霊峰・寿陵山の話をする時、必ず出てくる国がある。どの書を紐解いてもその名は残っていないが、民の口伝には残っている。
 それは(しょう)という国だ。霄には人とは異なる姿を持った()()()()が住むらしい。
 あやかしとは、人語を解し、人のように生活を営む、龍や虎、狐や(いたち)の姿をした異形たちである。彼らは妖術(ようじゅつ)を用い、これが人知を超えているため人から疎まれた。
 霄やあやかしについては語り手によって変化するが、誰が語っても結末は一致する。
 あやかしの国である霄は人間の国である(えい)と長きに争い、姿を消した。最後に霄の民が目撃されたのが寿陵山である。


 呉家が使う供物殿は寿陵山中腹にある。早朝に発ったというのに、供物殿に着けば日が暮れていた。呉家は供物殿の横にある小屋で一晩を明かして、明日に宮都に帰るのだろう。ここで捧げられる星蔡に関係のないことだ。

「星蔡。お前が生きてきたのは今日のためだ」

 父が言った。父というのは名目だけで、実際は星蔡を買った主である。その隣には母と梨喬も並んでいたが、誰の瞳も潤むことはない。やっと星蔡を手放す日がきたと喜んでいるようでもあった。

「お前はあの崖から身を投げろ。その後、我々は供物殿で狐像に祈りを捧げる」

 覚悟してきたといえ、実際に見ると恐ろしくなる。目をこらしても底がどうなっているのか見えない。

(落ちたら、痛いのかな)

 怖じ気づいたからといって逃がしてもらえることはない。星蔡は両の手足を縛られ、引きずられるようにして崖淵に立たされた。

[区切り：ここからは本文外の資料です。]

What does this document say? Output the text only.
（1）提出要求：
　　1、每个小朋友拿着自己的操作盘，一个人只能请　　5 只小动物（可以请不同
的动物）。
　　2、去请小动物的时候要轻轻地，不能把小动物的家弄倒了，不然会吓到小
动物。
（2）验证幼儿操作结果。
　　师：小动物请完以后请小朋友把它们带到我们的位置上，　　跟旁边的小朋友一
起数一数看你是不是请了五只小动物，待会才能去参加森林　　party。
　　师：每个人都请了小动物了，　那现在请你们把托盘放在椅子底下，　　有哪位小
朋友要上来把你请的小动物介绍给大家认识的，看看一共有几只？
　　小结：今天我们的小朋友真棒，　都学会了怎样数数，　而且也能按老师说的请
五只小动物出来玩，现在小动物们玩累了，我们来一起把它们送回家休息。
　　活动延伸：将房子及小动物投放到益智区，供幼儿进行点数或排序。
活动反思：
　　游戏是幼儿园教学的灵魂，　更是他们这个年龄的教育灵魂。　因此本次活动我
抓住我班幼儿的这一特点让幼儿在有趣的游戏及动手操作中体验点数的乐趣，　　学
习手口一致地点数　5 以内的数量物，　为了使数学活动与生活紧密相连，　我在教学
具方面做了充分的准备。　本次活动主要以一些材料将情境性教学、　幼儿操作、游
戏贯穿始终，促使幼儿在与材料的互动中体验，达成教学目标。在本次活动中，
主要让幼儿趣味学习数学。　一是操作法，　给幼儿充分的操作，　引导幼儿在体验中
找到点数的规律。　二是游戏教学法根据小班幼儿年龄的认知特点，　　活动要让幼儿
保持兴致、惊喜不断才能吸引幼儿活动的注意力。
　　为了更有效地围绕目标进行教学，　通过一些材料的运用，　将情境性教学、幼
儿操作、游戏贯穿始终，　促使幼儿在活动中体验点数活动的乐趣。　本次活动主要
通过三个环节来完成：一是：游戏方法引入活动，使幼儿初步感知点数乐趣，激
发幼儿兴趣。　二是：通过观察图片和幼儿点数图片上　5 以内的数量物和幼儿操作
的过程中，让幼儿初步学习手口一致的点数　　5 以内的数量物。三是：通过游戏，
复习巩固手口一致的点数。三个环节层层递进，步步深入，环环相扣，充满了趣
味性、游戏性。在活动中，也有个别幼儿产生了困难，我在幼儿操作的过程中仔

「じゃあね星蔡。わたしの身代わりになってくれてありがとう」

 別れを察したのだろう梨喬が言った。声音はひどく冷えている。

「あんたのことが嫌いだったの。屋敷からいなくなってせいせいするわ。わたしを生かすために死んでちょうだいね」

 星蔡は何も答えなかった。谷底から吹く風が髪を揺らす。背には誰かの手が添えてあったが、いつ突き落とされるのかはわからない。

「これまで育ててきたのは呉家だからな、けして恨まぬよう――星蔡を落とせ!」

 その言葉と共に、背を叩かれる。体がふわりと浮いた。

(落ちる)

 足はもう地についていない。あとは落ちていくだけ。
 その時、声が聞こえた。

「星蔡!」

 男子の声がする。
 追ってきたのだろうか。身を(よじ)って崖の方を見やる。振り返ることはできなかったが、視界に崖が映った。そして崖から身を乗り出しこちらに手を伸そうとしている男子の姿も。

(やっぱり名前を聞いておけばよかった)

 けれどその手が届くことはない。星蔡の体は落ちていく。男子もまた、他の者たちに押さえられているようだった。

 呉星蔡が十の年を迎えたその日、彼女は寿陵山に消えた。